Semantics-Enhanced LiDAR-Camera Extrinsic Calibration Technology Exploration
摘要
In recent years, sensor fusion technology has become increasingly important in fields such as autonomous driving. LiDAR and cameras are typically key components of multi-sensor systems. Calibration allows for accurate spatial alignment between them, enabling complementary information fusion, thereby enhancing the robustness and accuracy of the perception system. However, existing LiDAR-camera calibration algorithms are often limited in their applicable scenarios and lack sufficient precision, making it difficult to meet the demands of complex environments. Additionally, sensors may be subject to environmental vibrations that cause changes in pose, requiring additional human and material resources for re-calibration.
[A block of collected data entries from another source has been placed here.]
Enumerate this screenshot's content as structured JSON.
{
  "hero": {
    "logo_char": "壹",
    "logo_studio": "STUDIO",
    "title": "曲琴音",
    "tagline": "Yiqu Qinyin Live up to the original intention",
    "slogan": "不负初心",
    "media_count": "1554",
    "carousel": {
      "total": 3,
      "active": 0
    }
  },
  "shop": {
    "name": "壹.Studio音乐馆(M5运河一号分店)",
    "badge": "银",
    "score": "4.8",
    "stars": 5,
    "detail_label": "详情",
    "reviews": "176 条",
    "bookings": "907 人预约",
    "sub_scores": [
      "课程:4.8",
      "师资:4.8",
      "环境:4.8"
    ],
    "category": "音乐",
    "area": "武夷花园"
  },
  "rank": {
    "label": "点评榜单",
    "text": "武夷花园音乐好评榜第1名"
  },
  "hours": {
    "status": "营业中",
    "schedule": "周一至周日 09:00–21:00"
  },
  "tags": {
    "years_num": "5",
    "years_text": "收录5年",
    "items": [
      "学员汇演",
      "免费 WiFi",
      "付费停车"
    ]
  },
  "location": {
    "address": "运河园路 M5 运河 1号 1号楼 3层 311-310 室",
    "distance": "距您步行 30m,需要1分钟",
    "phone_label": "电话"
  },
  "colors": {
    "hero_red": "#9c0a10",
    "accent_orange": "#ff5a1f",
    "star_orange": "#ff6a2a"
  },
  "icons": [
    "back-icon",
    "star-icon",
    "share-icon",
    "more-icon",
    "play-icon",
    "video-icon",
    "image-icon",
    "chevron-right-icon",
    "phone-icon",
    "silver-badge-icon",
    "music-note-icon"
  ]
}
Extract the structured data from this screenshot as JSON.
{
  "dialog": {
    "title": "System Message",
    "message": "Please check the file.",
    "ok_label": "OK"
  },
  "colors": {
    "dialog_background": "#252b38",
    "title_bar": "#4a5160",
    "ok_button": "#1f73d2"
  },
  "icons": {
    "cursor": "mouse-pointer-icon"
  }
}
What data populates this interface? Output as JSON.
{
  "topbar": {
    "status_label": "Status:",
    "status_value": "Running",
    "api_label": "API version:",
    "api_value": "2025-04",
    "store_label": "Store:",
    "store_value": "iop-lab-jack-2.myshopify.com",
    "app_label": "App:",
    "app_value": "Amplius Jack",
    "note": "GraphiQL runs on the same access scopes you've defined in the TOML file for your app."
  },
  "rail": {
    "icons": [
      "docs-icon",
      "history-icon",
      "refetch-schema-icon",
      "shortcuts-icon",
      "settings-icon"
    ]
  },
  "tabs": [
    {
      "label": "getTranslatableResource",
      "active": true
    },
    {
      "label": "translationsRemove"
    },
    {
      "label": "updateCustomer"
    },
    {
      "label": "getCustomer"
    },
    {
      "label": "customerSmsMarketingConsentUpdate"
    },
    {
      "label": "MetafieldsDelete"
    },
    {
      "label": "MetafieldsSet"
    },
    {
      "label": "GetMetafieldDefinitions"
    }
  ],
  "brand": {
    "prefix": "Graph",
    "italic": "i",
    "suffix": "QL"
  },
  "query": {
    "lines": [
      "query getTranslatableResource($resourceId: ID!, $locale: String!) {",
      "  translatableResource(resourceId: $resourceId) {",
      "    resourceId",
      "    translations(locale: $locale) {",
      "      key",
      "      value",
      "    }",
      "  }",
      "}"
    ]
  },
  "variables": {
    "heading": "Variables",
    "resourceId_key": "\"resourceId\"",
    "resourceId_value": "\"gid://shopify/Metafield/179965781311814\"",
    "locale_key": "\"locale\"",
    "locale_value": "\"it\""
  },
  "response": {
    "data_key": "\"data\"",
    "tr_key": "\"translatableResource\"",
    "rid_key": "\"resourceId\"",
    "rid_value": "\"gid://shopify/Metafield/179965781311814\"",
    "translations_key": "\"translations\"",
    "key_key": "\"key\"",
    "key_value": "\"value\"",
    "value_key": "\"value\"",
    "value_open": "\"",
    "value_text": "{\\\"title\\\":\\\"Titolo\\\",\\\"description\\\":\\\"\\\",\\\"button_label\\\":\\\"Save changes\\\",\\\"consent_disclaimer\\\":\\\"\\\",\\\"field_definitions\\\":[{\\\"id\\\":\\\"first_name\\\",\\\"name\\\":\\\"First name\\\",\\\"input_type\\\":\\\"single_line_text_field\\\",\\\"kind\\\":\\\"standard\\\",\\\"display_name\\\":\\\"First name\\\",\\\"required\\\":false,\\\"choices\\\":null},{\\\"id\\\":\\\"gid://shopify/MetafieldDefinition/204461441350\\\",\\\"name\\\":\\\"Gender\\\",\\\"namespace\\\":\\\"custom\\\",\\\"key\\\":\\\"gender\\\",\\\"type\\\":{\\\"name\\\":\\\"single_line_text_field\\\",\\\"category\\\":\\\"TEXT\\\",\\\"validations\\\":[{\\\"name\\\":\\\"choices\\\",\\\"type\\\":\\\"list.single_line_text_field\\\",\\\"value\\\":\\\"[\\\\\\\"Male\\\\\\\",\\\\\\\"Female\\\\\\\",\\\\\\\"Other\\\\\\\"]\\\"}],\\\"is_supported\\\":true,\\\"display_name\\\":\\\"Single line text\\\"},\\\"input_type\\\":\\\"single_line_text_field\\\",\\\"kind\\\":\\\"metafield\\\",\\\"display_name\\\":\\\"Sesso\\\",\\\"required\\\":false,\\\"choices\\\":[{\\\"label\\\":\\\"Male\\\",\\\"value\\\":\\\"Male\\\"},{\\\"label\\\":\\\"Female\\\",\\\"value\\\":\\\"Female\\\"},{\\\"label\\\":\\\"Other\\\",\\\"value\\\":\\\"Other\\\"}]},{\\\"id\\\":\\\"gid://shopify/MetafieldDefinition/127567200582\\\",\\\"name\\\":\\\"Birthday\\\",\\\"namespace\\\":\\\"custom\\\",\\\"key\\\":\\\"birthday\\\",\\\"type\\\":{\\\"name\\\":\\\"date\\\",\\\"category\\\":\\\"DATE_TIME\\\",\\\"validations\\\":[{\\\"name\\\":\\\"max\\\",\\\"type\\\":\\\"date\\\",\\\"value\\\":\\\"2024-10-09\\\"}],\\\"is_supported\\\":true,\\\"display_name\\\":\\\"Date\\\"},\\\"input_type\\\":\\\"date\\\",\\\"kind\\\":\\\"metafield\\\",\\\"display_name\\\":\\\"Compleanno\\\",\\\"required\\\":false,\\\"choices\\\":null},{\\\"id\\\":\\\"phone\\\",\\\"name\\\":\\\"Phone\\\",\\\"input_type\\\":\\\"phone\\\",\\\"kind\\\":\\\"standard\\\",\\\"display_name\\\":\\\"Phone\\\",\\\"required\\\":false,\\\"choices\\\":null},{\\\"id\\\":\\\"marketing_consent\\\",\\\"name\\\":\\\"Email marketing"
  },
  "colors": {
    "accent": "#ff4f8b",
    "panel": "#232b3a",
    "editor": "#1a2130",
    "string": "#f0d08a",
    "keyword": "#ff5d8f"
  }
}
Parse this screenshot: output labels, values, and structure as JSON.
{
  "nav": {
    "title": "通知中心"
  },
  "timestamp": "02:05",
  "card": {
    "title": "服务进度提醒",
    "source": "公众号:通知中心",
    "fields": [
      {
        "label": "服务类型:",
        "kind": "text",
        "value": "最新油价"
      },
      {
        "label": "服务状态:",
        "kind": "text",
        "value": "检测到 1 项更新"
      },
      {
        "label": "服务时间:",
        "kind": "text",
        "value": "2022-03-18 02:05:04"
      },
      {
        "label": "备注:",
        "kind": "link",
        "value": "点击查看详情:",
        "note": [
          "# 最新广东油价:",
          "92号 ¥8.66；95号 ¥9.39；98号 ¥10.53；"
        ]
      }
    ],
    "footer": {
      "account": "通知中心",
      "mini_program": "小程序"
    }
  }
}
To address these challenges, this paper investigates an automated extrinsic calibration method for lidar and cameras based on semantic constraints. By utilizing the MobileSAMv2 large model for image segmentation and leveraging the model’s zero-shot transfer capability in new scenes, the universality of the calibration scheme is improved. Since the large model itself lacks semantic information, pedestrian semantic information is introduced through the YOLOv5 object detection algorithm, and pedestrian masks are matched and filtered. Subsequently, 2D and 3D pedestrian semantic matching is conducted. High-level semantic matching is more robust compared to low-level feature point matching. Finally, semi-globally constrained online optimization is applied to successfully matched pedestrian targets, with the specific optimization goal of maximizing the number of 3D pedestrian projection points falling on pedestrian masks. This optimization method is more powerful and effective than some traditional methods. The automated extrinsic calibration method for LiDAR and cameras based on semantic constraints could achieve online, automated operation, exhibits high robustness, and yields satisfactory calibration results, meeting the demands of complex and variable scenarios.